Les tissus nerveux du système nerveux central sont parmi les plus mous et les plus fragiles du corps humain, protégés des perturbations mécaniques par le crâne et la colonne vertébrale. En revanche, le système nerveux entérique est intégré dans un tissu souple et contractile, soumis à des contraintes mécaniques chroniques de forte intensité. Les neurones et la glie du système nerveux entérique présentent-ils des propriétés mécaniques spécifiques pour résister à ces forces ? En utilisant la nano-indentation combinée à l'immunohistochimie et à l'imagerie par génération de seconde harmonique du collagène, les auteurs ont découvert que les ganglions entériques chez la souris adulte sont d'un ordre de grandeur plus résistants à la déformation que le tissu cérébral.
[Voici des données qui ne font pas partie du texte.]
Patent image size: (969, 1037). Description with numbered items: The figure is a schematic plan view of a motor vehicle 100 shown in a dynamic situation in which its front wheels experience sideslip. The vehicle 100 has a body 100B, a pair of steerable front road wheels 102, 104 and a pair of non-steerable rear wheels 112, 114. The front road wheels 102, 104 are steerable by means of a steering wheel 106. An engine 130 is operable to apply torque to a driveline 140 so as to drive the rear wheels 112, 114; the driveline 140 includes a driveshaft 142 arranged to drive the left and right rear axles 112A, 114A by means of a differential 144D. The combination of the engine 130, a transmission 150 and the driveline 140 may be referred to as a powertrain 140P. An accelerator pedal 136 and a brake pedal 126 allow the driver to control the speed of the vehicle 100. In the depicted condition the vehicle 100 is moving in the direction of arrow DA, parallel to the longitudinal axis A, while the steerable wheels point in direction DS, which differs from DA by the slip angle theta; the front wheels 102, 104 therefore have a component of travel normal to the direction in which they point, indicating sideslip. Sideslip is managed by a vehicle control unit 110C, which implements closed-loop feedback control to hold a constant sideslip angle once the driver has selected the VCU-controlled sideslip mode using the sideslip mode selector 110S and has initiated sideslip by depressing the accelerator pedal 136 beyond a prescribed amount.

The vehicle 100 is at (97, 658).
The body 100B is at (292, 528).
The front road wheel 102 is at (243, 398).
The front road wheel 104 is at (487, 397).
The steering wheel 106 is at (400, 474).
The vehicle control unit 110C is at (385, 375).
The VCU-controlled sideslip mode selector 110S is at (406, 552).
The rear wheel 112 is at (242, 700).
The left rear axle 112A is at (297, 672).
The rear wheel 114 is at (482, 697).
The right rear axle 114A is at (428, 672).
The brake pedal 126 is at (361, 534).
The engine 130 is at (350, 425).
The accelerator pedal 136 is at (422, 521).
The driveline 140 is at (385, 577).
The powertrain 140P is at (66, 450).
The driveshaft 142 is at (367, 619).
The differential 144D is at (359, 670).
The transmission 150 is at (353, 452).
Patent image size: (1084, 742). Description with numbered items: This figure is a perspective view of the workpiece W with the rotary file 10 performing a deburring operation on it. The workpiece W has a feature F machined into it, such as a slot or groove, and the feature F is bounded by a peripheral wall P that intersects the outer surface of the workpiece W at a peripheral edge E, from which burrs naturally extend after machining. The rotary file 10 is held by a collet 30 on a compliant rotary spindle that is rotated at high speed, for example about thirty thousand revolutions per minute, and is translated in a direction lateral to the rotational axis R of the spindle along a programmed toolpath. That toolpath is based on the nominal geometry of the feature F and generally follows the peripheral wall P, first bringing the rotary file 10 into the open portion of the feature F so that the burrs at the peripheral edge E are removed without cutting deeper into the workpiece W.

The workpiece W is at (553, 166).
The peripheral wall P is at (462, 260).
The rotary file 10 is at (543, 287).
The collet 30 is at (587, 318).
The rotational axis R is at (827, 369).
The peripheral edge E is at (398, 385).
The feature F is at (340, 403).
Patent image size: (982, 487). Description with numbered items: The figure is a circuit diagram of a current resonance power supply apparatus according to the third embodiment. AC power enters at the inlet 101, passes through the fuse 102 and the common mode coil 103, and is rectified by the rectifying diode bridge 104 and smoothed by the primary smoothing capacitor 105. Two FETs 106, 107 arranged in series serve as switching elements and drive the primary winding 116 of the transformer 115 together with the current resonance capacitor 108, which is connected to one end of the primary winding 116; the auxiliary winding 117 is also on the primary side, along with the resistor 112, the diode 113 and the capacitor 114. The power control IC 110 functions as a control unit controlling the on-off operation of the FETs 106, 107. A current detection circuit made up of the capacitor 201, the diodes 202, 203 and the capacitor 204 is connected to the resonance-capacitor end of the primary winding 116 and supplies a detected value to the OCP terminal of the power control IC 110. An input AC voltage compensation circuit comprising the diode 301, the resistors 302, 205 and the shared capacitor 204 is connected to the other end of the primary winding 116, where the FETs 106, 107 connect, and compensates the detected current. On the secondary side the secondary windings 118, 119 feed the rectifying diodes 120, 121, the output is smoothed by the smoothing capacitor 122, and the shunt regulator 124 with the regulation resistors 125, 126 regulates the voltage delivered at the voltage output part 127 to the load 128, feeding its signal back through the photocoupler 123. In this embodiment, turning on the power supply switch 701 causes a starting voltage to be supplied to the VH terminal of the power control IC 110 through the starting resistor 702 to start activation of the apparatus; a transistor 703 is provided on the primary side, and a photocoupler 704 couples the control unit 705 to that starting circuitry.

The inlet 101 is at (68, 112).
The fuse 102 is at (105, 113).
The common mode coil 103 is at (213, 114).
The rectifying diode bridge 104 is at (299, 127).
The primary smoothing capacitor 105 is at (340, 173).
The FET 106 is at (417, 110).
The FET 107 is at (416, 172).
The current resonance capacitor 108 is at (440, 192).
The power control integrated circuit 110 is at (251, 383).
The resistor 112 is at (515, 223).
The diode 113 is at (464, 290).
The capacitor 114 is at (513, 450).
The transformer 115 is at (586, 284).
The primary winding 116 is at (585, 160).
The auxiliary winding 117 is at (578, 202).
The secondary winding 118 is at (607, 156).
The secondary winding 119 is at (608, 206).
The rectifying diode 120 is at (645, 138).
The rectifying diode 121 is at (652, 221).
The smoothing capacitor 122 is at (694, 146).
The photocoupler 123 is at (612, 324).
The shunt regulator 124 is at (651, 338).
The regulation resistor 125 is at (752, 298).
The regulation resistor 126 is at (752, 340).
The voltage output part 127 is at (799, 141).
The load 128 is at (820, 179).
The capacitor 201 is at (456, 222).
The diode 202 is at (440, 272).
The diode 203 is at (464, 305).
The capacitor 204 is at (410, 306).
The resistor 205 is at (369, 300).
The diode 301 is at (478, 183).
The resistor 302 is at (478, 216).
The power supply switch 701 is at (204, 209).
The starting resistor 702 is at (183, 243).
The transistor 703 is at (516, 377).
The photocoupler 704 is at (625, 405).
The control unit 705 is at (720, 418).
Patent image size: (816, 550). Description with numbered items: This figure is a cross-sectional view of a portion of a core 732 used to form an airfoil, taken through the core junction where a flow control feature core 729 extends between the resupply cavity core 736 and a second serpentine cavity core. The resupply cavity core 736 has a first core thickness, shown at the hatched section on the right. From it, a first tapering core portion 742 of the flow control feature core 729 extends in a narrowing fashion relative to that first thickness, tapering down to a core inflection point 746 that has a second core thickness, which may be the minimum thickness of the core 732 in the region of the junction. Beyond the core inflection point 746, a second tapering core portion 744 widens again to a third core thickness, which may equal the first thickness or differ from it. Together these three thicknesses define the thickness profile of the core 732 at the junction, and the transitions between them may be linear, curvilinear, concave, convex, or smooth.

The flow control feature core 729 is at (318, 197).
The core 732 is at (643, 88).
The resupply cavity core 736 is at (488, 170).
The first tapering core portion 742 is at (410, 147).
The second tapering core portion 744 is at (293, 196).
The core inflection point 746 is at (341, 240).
Ils ont constaté que les régions riches en glie des ganglions présentent une rigidité similaire à celle des régions riches en neurones et du muscle lisse environnant, d'environ 3 kPa à une profondeur d'indentation de 3 µm et d'environ 7 kPa à une profondeur de 8 µm. Les différences de force d'adhésion des différentes couches tissulaires au pénétrateur en verre étaient faibles. La coque de collagène entourant les ganglions et les fibres interganglionnaires peut jouer un rôle clé dans le renforcement du système nerveux entérique pour résister aux multiples défis mécaniques auxquels il est confronté.

Publication : Chevalier NR, Peaucelle A, Guilbert T, Bourdoncle P, Xi W. The enteric nervous system is 10 times stiffer than the brain. Biophys J. 2025 May 13:S0006-3495(25)00289-9. doi: 10.1016/j.bpj.2025.05.010. Epub ahead of print. PMID: 40369870.